A l’initiative de l’Union juive française pour la paix (UJFP), des intellectuels, des militants syndicaux et associatifs, et des organisations pensent qu’il est de leur devoir de combattre le fond de la tribune des 300 contre un nouvel antisémitisme afin de contribuer à apaiser le débat.

La tribune de Philippe Val contre le « nouvel antisémitisme », comme l’indique du reste l’adjectif qu’elle utilise, n’a pour objectif que de désigner une partie de la population de ce pays à la vindicte.

Il n’y a pas de « nouvel » antisémitisme dont la gravité éclipserait celle des autres. Serait-il plus néfaste que celui qui se manifeste au plus haut niveau de l’État, chez ces élites qui envisageaient d’un bon œil la publication des pamphlets de Céline ou l’inscription de Maurras et Chardonne dans le livre des commémorations nationales ? Édulcorerait-il celui, familier, d’une extrême-droite qui impose toujours un peu plus son agenda politique ? Non, bien évidemment, tout comme il n’y a pas un racisme plus grave qu’un autre. La lutte contre l’antisémitisme, l’islamophobie, la négrophobie ou l’antitsiganisme ne tolère aucune hiérarchisation. Tous ces racismes s’alimentent et se renforcent mutuellement.

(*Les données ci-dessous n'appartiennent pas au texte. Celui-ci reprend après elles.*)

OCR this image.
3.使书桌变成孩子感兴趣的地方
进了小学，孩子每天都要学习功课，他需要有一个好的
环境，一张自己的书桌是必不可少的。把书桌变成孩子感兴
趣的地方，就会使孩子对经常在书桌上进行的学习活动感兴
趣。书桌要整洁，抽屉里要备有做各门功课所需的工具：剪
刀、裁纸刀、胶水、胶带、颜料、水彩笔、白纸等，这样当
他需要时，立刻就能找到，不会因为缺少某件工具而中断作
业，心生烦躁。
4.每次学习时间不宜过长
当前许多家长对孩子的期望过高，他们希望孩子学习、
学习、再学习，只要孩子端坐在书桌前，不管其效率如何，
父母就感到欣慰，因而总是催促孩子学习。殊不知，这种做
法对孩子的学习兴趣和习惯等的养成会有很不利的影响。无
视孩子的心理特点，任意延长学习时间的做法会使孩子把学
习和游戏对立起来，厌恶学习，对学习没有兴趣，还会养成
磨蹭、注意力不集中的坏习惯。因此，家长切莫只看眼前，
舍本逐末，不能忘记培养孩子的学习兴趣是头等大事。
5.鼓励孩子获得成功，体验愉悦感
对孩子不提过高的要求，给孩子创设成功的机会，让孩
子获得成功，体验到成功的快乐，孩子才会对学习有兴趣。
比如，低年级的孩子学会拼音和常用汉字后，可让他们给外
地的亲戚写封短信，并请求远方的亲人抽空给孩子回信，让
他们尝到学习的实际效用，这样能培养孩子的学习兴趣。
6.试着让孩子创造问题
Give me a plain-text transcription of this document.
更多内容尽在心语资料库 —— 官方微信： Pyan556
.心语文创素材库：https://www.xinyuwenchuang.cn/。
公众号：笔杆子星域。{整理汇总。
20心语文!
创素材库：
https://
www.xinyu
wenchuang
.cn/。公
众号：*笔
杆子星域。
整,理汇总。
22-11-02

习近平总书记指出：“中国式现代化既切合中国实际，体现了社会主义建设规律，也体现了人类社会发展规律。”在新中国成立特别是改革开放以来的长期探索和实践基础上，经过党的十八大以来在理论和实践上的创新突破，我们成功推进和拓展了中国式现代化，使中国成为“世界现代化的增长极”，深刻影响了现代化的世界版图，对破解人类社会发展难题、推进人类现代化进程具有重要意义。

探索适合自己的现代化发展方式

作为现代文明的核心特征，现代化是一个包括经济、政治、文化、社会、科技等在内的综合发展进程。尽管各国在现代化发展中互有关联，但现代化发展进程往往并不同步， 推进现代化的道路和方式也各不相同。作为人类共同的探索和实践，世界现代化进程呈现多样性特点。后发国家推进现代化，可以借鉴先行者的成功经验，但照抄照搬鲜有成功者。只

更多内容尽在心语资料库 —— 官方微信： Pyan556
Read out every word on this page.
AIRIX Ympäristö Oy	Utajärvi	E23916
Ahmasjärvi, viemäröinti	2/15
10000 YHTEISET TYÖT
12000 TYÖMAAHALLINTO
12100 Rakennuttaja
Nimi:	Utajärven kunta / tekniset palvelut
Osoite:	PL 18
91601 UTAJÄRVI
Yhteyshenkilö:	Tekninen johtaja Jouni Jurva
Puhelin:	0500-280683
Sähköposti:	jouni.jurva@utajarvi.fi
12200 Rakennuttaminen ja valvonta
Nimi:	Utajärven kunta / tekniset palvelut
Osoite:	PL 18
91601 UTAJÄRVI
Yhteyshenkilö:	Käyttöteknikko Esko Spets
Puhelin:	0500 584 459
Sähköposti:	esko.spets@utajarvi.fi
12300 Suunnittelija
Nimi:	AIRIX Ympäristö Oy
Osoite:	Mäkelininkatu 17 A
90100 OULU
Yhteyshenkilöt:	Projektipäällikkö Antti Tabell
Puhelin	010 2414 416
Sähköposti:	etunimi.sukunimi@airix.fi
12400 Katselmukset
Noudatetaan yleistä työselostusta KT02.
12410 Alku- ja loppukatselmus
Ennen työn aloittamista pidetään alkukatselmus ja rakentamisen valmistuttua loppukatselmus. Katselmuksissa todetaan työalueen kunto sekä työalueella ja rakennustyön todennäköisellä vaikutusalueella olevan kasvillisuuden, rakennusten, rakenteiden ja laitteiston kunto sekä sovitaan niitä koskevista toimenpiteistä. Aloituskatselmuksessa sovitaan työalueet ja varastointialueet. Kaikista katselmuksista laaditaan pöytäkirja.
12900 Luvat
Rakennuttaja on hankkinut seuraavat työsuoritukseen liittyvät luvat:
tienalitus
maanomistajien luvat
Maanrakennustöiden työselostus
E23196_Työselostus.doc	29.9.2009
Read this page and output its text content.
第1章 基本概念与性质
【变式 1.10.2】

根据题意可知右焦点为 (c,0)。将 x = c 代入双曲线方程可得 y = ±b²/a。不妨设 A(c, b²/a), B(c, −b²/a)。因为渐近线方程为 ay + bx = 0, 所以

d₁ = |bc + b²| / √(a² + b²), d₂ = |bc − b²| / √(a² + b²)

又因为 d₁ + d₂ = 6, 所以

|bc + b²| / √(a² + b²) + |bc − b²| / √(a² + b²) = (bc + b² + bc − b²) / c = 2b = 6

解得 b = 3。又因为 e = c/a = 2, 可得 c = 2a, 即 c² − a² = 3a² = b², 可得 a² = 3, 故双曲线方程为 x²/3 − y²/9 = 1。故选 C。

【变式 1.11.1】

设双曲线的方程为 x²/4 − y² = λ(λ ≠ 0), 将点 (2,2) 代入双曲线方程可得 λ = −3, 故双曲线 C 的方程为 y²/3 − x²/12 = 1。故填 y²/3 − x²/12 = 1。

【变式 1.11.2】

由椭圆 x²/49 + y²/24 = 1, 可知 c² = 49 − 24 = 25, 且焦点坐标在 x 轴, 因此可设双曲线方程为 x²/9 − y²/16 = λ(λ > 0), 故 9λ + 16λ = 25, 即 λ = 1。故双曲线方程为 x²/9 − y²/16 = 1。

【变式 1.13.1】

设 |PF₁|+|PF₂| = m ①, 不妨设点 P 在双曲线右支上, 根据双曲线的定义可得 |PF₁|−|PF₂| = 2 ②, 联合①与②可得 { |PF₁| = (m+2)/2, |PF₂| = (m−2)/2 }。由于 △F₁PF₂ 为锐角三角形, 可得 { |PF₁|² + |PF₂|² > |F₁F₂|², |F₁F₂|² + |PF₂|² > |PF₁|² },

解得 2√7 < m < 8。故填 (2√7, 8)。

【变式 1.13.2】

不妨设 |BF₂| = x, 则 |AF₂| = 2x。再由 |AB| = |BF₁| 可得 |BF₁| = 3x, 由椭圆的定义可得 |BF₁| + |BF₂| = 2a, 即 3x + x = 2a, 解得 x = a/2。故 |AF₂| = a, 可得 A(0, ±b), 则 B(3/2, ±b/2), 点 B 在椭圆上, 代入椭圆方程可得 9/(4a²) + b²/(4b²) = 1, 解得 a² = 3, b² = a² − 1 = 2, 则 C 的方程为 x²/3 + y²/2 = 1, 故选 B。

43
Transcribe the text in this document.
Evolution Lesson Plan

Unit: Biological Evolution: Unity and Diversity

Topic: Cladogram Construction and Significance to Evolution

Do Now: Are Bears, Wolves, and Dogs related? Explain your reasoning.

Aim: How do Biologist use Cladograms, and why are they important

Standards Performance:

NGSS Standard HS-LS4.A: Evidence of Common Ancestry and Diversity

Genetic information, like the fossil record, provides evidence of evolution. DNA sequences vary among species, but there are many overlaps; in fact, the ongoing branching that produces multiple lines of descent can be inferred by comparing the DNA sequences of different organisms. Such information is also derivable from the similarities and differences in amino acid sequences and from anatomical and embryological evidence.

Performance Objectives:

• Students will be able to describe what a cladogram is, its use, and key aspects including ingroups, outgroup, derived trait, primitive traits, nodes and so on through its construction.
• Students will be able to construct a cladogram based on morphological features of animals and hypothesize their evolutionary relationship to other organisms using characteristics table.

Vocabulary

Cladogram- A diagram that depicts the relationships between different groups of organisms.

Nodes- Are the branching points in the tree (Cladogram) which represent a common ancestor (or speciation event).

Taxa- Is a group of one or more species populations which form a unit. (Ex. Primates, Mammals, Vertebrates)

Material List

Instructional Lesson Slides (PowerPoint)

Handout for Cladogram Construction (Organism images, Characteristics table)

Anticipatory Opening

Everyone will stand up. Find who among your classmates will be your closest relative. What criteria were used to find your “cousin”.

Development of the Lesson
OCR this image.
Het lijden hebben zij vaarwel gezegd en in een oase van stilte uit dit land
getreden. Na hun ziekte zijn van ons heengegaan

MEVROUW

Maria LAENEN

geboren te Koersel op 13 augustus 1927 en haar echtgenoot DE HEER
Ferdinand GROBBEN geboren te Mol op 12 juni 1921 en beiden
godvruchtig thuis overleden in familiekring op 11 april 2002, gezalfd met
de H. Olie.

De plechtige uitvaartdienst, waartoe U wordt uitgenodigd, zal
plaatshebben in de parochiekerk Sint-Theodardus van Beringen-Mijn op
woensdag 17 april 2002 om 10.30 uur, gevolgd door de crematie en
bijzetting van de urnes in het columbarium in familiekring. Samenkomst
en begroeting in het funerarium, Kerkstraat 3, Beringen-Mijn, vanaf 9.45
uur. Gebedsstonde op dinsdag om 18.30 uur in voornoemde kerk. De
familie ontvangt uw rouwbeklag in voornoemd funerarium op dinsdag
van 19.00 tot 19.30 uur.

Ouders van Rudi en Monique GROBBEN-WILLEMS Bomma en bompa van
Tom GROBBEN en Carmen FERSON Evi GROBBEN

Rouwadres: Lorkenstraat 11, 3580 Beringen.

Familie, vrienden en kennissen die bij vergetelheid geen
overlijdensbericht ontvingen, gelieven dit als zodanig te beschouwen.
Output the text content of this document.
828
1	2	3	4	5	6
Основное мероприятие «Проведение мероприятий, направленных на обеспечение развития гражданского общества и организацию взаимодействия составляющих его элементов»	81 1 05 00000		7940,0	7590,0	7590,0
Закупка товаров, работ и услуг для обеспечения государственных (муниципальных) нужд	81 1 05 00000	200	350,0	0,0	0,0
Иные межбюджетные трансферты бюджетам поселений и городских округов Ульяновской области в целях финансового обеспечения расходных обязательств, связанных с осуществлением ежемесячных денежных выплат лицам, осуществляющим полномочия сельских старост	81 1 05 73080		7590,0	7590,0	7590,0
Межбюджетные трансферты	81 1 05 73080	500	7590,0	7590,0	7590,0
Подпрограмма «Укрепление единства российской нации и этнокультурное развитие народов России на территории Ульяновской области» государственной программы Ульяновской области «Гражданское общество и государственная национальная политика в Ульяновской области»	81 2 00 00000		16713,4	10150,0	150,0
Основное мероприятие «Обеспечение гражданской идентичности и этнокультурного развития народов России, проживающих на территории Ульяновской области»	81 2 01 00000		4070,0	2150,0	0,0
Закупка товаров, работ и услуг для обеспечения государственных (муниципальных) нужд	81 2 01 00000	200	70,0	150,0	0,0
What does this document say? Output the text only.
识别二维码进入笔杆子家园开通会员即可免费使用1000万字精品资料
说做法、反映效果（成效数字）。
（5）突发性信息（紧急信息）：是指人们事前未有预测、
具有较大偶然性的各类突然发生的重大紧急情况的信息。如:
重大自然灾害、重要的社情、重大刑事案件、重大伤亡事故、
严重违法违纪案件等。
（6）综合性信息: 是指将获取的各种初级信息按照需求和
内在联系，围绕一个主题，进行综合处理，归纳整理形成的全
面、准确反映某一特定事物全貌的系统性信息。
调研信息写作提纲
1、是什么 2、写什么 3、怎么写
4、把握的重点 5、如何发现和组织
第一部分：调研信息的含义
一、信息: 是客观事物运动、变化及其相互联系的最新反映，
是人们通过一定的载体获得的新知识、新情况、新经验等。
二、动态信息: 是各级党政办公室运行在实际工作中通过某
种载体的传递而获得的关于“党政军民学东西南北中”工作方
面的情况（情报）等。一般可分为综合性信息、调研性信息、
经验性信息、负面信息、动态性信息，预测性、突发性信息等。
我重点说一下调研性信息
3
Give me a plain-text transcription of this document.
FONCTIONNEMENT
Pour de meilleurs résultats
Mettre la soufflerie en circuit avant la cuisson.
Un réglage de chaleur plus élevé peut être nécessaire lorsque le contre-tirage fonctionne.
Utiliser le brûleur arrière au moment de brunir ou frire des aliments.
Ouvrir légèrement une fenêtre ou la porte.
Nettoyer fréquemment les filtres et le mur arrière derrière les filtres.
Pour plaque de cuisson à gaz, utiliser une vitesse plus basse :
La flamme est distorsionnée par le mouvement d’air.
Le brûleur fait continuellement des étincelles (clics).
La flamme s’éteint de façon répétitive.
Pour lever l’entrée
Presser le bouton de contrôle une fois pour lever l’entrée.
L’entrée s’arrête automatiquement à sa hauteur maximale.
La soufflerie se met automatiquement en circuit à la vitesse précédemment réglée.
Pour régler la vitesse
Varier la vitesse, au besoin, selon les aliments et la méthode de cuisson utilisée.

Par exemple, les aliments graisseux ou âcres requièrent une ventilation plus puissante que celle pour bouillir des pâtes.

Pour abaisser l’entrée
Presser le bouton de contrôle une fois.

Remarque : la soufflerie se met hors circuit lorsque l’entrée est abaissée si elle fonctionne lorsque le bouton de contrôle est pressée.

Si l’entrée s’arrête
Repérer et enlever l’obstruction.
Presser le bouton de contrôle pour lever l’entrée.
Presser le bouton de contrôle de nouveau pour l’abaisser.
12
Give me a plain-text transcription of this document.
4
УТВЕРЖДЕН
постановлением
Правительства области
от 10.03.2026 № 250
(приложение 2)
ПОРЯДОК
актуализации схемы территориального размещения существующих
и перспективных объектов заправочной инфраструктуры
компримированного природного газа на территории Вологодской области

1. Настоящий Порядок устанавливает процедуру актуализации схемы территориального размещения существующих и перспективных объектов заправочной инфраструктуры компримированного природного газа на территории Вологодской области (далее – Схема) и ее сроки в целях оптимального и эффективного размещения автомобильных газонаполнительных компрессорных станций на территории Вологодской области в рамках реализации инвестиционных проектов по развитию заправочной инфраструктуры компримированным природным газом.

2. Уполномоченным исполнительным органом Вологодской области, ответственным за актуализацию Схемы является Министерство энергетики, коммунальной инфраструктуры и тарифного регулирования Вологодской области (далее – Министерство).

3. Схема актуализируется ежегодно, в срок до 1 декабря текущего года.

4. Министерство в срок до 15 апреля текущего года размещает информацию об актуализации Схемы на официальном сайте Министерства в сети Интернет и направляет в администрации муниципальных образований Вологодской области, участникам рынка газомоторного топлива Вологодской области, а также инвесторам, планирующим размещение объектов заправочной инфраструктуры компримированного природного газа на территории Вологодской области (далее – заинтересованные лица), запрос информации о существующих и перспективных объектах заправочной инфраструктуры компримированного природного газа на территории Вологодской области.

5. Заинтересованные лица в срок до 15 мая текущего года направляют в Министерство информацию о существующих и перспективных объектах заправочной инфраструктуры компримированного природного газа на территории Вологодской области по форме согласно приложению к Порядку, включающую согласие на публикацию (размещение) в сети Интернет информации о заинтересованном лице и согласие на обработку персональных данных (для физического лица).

La tribune de M. Val mélange à dessein la question de l’antisémitisme et celle de la détestable et criminelle politique israélienne, et ce point est lui aussi inacceptable. Nous refusons de valider cet amalgame qui est utilisé pour justifier les crimes de l’État d’Israël à l’encontre du peuple palestinien et le silence du monde entier.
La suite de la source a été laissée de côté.